MADRID (Reuters) - Spain's bad bank will start with equity of 5 billion euros ($6.35 billion) and international investors are likely to focus on buying assets instead of becoming shareholders, a bank aid fund director said.
The start up amount includes 1 billion euros in capital and 4 billion euros in subordinated debt, Antonio Carrascosa, managing director of the bank restructuring fund (FROB), said.
"The interest from international investors is more focused on the second stage of the process when the assets transferred to the bad bank can be sold, whereas national banks are seen more likely becoming shareholders," Carrascosa said during a presentation of Spain's bank restructuring process.
The bad bank is a condition for Spain to receive up to 100 billion euros in European aid for crippled lenders. Economy Minister Luis de Guindos said on Monday he expected to apply for between 35 billion and 40 billion euros of that aid.
The bad bank, due to be up and running by the end of November, will have a maximum asset volume of 90 billion euros.
It will initially receive assets from four state-rescued banks, including Bankia (BKIA.MC), worth 45 billion euros but is expected to manage assets worth 60 billion euros over time.
Sources told Reuters earlier this month that Spain's main banks, Santander (SAN.MC), BBVA (BBVA.MC) and Caixabank (CABK.MC) would likely be the main investors in the bad bank.
"If foreign investors make up 10 percent of the equity tranche that would be great news, and if we don't achieve that we would need more domestic investors," Carrascosa said.

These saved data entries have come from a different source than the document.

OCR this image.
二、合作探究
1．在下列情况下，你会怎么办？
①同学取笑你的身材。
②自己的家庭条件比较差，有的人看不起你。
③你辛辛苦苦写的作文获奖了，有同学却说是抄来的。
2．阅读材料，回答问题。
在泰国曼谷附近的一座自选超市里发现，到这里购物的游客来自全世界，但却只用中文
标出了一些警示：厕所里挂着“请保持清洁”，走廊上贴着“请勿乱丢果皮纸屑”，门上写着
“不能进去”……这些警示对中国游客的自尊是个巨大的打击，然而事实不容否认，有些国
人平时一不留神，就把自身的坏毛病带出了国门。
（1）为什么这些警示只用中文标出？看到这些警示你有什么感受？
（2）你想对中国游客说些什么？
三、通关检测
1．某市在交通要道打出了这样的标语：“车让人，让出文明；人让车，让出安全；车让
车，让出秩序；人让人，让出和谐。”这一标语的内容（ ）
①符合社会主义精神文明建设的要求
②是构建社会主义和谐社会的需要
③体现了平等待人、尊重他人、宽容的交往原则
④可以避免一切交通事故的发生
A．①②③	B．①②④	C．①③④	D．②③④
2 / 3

Spain's government wants to keep its stake in the bad bank below 50 percent to reduce the burden on state finances and a direct impact on public debt and expects private investors to own at least 55 percent.
The Spanish government is applying steep discounts to property assets transferred into the bad bank and has pledged significant returns in a move to lure reluctant investors [ID:nL5E8LTHYG].
Since peaking in 2007, housing prices have fallen around 30 percent on average but analysts consider the bottom of the market may still be two years off, with prices potentially falling a further 20-30 percent.